Critique du volume manga
Publiée le Jeudi, 19 Décembre 2024
Frères adoptifs semblant au départ si différents, Shinobu et Takezô se sont enfoncés dans une relation charnelle passionnée où ils se passent de tout mot, après de nombreuses années faites de reproches et de non-dits. Sous l'oeil de Kaname, le fils précoce de Shinobu, qui est la seule autre personne à être au courant, le sexe est peut-être le meilleur moyen pour eux deux de vivre leurs sentiments interdits et d'évacuer ce qu'ils ne peuvent extérioriser, en gardant alors toujours ça pour eux, comme si ça n'existait pas vraiment, chose que les yeux bandés de Shinobu symbolisent fortement. mais il y a toujours un moment où la réalité nous rattrape, et dans le cas de nos deux protagonistes cela se fera de façon difficile, lors d'un voyage entre adultes où Haruka, une amie de Mariko,fait une découverte qu'elle n'aurait jamais dû voir...

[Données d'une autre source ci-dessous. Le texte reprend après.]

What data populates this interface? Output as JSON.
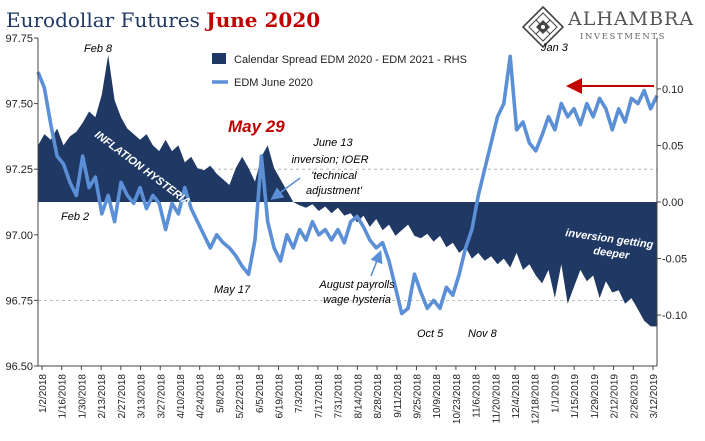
{
  "title": {
    "prefix": "Eurodollar Futures ",
    "highlight": "June 2020"
  },
  "logo": {
    "name": "ALHAMBRA",
    "subtitle": "INVESTMENTS"
  },
  "colors": {
    "spread": "#1f3864",
    "edm": "#5b8fd6",
    "title": "#1f3864",
    "highlight": "#c00000",
    "arrow": "#c00000",
    "gridline": "#aaaaaa"
  },
  "chart_data": {
    "type": "line",
    "x_tick_labels": [
      "1/2/2018",
      "1/16/2018",
      "1/30/2018",
      "2/13/2018",
      "2/27/2018",
      "3/13/2018",
      "3/27/2018",
      "4/10/2018",
      "4/24/2018",
      "5/8/2018",
      "5/22/2018",
      "6/5/2018",
      "6/19/2018",
      "7/3/2018",
      "7/17/2018",
      "7/31/2018",
      "8/14/2018",
      "8/28/2018",
      "9/11/2018",
      "9/25/2018",
      "10/9/2018",
      "10/23/2018",
      "11/6/2018",
      "11/20/2018",
      "12/4/2018",
      "12/18/2018",
      "1/1/2019",
      "1/15/2019",
      "1/29/2019",
      "2/12/2019",
      "2/26/2019",
      "3/12/2019"
    ],
    "y_left": {
      "ticks": [
        "97.75",
        "97.50",
        "97.25",
        "97.00",
        "96.75",
        "96.50"
      ],
      "ylim": [
        96.5,
        97.75
      ]
    },
    "y_right": {
      "ticks": [
        "0.10",
        "0.05",
        "0.00",
        "-0.05",
        "-0.10"
      ],
      "ylim": [
        -0.145,
        0.145
      ]
    },
    "series": [
      {
        "name": "Calendar Spread EDM 2020 - EDM 2021 - RHS",
        "kind": "area",
        "axis": "right",
        "points": [
          [
            0,
            0.05
          ],
          [
            1,
            0.06
          ],
          [
            2,
            0.055
          ],
          [
            3,
            0.065
          ],
          [
            4,
            0.05
          ],
          [
            5,
            0.058
          ],
          [
            6,
            0.062
          ],
          [
            7,
            0.07
          ],
          [
            8,
            0.08
          ],
          [
            9,
            0.075
          ],
          [
            10,
            0.095
          ],
          [
            11,
            0.13
          ],
          [
            12,
            0.09
          ],
          [
            13,
            0.075
          ],
          [
            14,
            0.065
          ],
          [
            15,
            0.06
          ],
          [
            16,
            0.055
          ],
          [
            17,
            0.06
          ],
          [
            18,
            0.05
          ],
          [
            19,
            0.045
          ],
          [
            20,
            0.055
          ],
          [
            21,
            0.045
          ],
          [
            22,
            0.05
          ],
          [
            23,
            0.035
          ],
          [
            24,
            0.04
          ],
          [
            25,
            0.03
          ],
          [
            26,
            0.028
          ],
          [
            27,
            0.032
          ],
          [
            28,
            0.025
          ],
          [
            29,
            0.02
          ],
          [
            30,
            0.015
          ],
          [
            31,
            0.03
          ],
          [
            32,
            0.04
          ],
          [
            33,
            0.03
          ],
          [
            34,
            0.018
          ],
          [
            35,
            0.04
          ],
          [
            36,
            0.05
          ],
          [
            37,
            0.03
          ],
          [
            38,
            0.02
          ],
          [
            39,
            0.01
          ],
          [
            40,
            0.0
          ],
          [
            41,
            -0.003
          ],
          [
            42,
            -0.005
          ],
          [
            43,
            -0.002
          ],
          [
            44,
            -0.008
          ],
          [
            45,
            -0.004
          ],
          [
            46,
            -0.01
          ],
          [
            47,
            -0.005
          ],
          [
            48,
            -0.012
          ],
          [
            49,
            -0.01
          ],
          [
            50,
            -0.018
          ],
          [
            51,
            -0.012
          ],
          [
            52,
            -0.022
          ],
          [
            53,
            -0.015
          ],
          [
            54,
            -0.025
          ],
          [
            55,
            -0.02
          ],
          [
            56,
            -0.03
          ],
          [
            57,
            -0.025
          ],
          [
            58,
            -0.02
          ],
          [
            59,
            -0.03
          ],
          [
            60,
            -0.032
          ],
          [
            61,
            -0.028
          ],
          [
            62,
            -0.035
          ],
          [
            63,
            -0.03
          ],
          [
            64,
            -0.04
          ],
          [
            65,
            -0.036
          ],
          [
            66,
            -0.045
          ],
          [
            67,
            -0.04
          ],
          [
            68,
            -0.05
          ],
          [
            69,
            -0.045
          ],
          [
            70,
            -0.052
          ],
          [
            71,
            -0.048
          ],
          [
            72,
            -0.055
          ],
          [
            73,
            -0.05
          ],
          [
            74,
            -0.058
          ],
          [
            75,
            -0.045
          ],
          [
            76,
            -0.06
          ],
          [
            77,
            -0.055
          ],
          [
            78,
            -0.065
          ],
          [
            79,
            -0.072
          ],
          [
            80,
            -0.06
          ],
          [
            81,
            -0.085
          ],
          [
            82,
            -0.055
          ],
          [
            83,
            -0.09
          ],
          [
            84,
            -0.075
          ],
          [
            85,
            -0.06
          ],
          [
            86,
            -0.07
          ],
          [
            87,
            -0.065
          ],
          [
            88,
            -0.085
          ],
          [
            89,
            -0.07
          ],
          [
            90,
            -0.08
          ],
          [
            91,
            -0.078
          ],
          [
            92,
            -0.09
          ],
          [
            93,
            -0.085
          ],
          [
            94,
            -0.095
          ],
          [
            95,
            -0.105
          ],
          [
            96,
            -0.11
          ],
          [
            97,
            -0.11
          ]
        ]
      },
      {
        "name": "EDM June 2020",
        "kind": "line",
        "axis": "left",
        "points": [
          [
            0,
            97.62
          ],
          [
            1,
            97.56
          ],
          [
            2,
            97.42
          ],
          [
            3,
            97.3
          ],
          [
            4,
            97.27
          ],
          [
            5,
            97.2
          ],
          [
            6,
            97.15
          ],
          [
            7,
            97.3
          ],
          [
            8,
            97.18
          ],
          [
            9,
            97.22
          ],
          [
            10,
            97.08
          ],
          [
            11,
            97.15
          ],
          [
            12,
            97.05
          ],
          [
            13,
            97.2
          ],
          [
            14,
            97.15
          ],
          [
            15,
            97.12
          ],
          [
            16,
            97.18
          ],
          [
            17,
            97.1
          ],
          [
            18,
            97.15
          ],
          [
            19,
            97.12
          ],
          [
            20,
            97.02
          ],
          [
            21,
            97.12
          ],
          [
            22,
            97.08
          ],
          [
            23,
            97.18
          ],
          [
            24,
            97.1
          ],
          [
            25,
            97.05
          ],
          [
            26,
            97.0
          ],
          [
            27,
            96.95
          ],
          [
            28,
            97.0
          ],
          [
            29,
            96.97
          ],
          [
            30,
            96.95
          ],
          [
            31,
            96.92
          ],
          [
            32,
            96.88
          ],
          [
            33,
            96.85
          ],
          [
            34,
            96.98
          ],
          [
            35,
            97.3
          ],
          [
            36,
            97.05
          ],
          [
            37,
            96.95
          ],
          [
            38,
            96.9
          ],
          [
            39,
            97.0
          ],
          [
            40,
            96.95
          ],
          [
            41,
            97.02
          ],
          [
            42,
            96.98
          ],
          [
            43,
            97.05
          ],
          [
            44,
            97.0
          ],
          [
            45,
            97.02
          ],
          [
            46,
            96.98
          ],
          [
            47,
            97.02
          ],
          [
            48,
            96.97
          ],
          [
            49,
            97.05
          ],
          [
            50,
            97.07
          ],
          [
            51,
            97.03
          ],
          [
            52,
            96.98
          ],
          [
            53,
            96.95
          ],
          [
            54,
            96.97
          ],
          [
            55,
            96.9
          ],
          [
            56,
            96.8
          ],
          [
            57,
            96.7
          ],
          [
            58,
            96.72
          ],
          [
            59,
            96.85
          ],
          [
            60,
            96.78
          ],
          [
            61,
            96.72
          ],
          [
            62,
            96.75
          ],
          [
            63,
            96.72
          ],
          [
            64,
            96.8
          ],
          [
            65,
            96.77
          ],
          [
            66,
            96.85
          ],
          [
            67,
            96.95
          ],
          [
            68,
            97.02
          ],
          [
            69,
            97.15
          ],
          [
            70,
            97.25
          ],
          [
            71,
            97.35
          ],
          [
            72,
            97.45
          ],
          [
            73,
            97.5
          ],
          [
            74,
            97.68
          ],
          [
            75,
            97.4
          ],
          [
            76,
            97.43
          ],
          [
            77,
            97.35
          ],
          [
            78,
            97.32
          ],
          [
            79,
            97.38
          ],
          [
            80,
            97.45
          ],
          [
            81,
            97.4
          ],
          [
            82,
            97.5
          ],
          [
            83,
            97.45
          ],
          [
            84,
            97.48
          ],
          [
            85,
            97.42
          ],
          [
            86,
            97.5
          ],
          [
            87,
            97.45
          ],
          [
            88,
            97.52
          ],
          [
            89,
            97.48
          ],
          [
            90,
            97.4
          ],
          [
            91,
            97.48
          ],
          [
            92,
            97.43
          ],
          [
            93,
            97.52
          ],
          [
            94,
            97.5
          ],
          [
            95,
            97.55
          ],
          [
            96,
            97.48
          ],
          [
            97,
            97.53
          ]
        ]
      }
    ],
    "annotations": [
      {
        "text": "Feb 8",
        "color": "#000000",
        "style": "italic"
      },
      {
        "text": "Feb 2",
        "color": "#000000",
        "style": "italic"
      },
      {
        "text": "May 29",
        "color": "#c00000",
        "style": "bold-italic"
      },
      {
        "text": "May 17",
        "color": "#000000",
        "style": "italic"
      },
      {
        "text": "June 13",
        "color": "#000000",
        "style": "italic"
      },
      {
        "text": "inversion; IOER",
        "color": "#000000",
        "style": "italic"
      },
      {
        "text": "'technical",
        "color": "#000000",
        "style": "italic"
      },
      {
        "text": "adjustment'",
        "color": "#000000",
        "style": "italic"
      },
      {
        "text": "August payrolls",
        "color": "#000000",
        "style": "italic"
      },
      {
        "text": "wage hysteria",
        "color": "#000000",
        "style": "italic"
      },
      {
        "text": "Oct 5",
        "color": "#000000",
        "style": "italic"
      },
      {
        "text": "Nov 8",
        "color": "#000000",
        "style": "italic"
      },
      {
        "text": "Jan 3",
        "color": "#000000",
        "style": "italic"
      },
      {
        "text": "INFLATION HYSTERIA",
        "color": "#ffffff",
        "style": "bold-italic"
      },
      {
        "text": "inversion getting",
        "color": "#ffffff",
        "style": "bold-italic"
      },
      {
        "text": "deeper",
        "color": "#ffffff",
        "style": "bold-italic"
      }
    ],
    "legend_placement": "top-center",
    "grid": false
  }
}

Après un premier volume aussi malsain que fascinant dans son genre, ce deuxième et dernier tome de la série se dresse alors, en quelque sorte, comme celui d'une inévitable chute, celle de deux hommes dont la passion réciproque sera passée par plusieurs étapes: le déni dans leur jeunesse, la frustration, et enfin du sexe sans mots et toujours plus brutal pour évacuer tout ce qu'ils ressentent. Asumiko Nakamura a beau parfois faire trop durer ses scènes érotiques, elles ont bien leur place ici, tant elles ont du sens pour cristalliser le ressenti des personnages. Et tout en nous amenant petit à petit jusqu'à une issue qui ne pouvait pas être autre, la mangaka reste maîtresse de son dessin, de sa mise en scène, de ses nombreuses petites idées graphiques symboliques (certains jeux d'ombre, le fait qu'on ne voit jamais les yeux de Mariko avant un certain moment décisif...), et de sa narration non-chronologique qui continue petit à petit à nous faire retracer le parcours des personnages, leurs douleurs contenues et certaines vérités supplémentaires sur leur lien.
A l'image des personnages principaux, il sera quand même possible d'avoir aussi, du côté du lectorat, certaines légères frustrations une fois ce volume refermé: une dernière ligne droite un peu trop rapide car les choses s'enchaînent vite (même si les toutes dernières pages sont intelligemment pensées pour nous laisser sur un dernier choc et un dernier moment d'émotion tragique), et un manque d'approfondissement sur la façon d'être de Kaname. Néanmoins, cela n'entache que très peu les qualités graphiques, narratives et scénaristiques d'un manga de haute volée dans sa catégorie. Redisons juste encore une fois que Les vestiges d'un parfum reste un manga réservé à un public très averti, et qu'il ne faut vraiment pas commencer par cette oeuvre pour découvrir tout le talent d'Asumiko Nakamura, au vu de ses partis-pris qui pourraient très facilement déranger.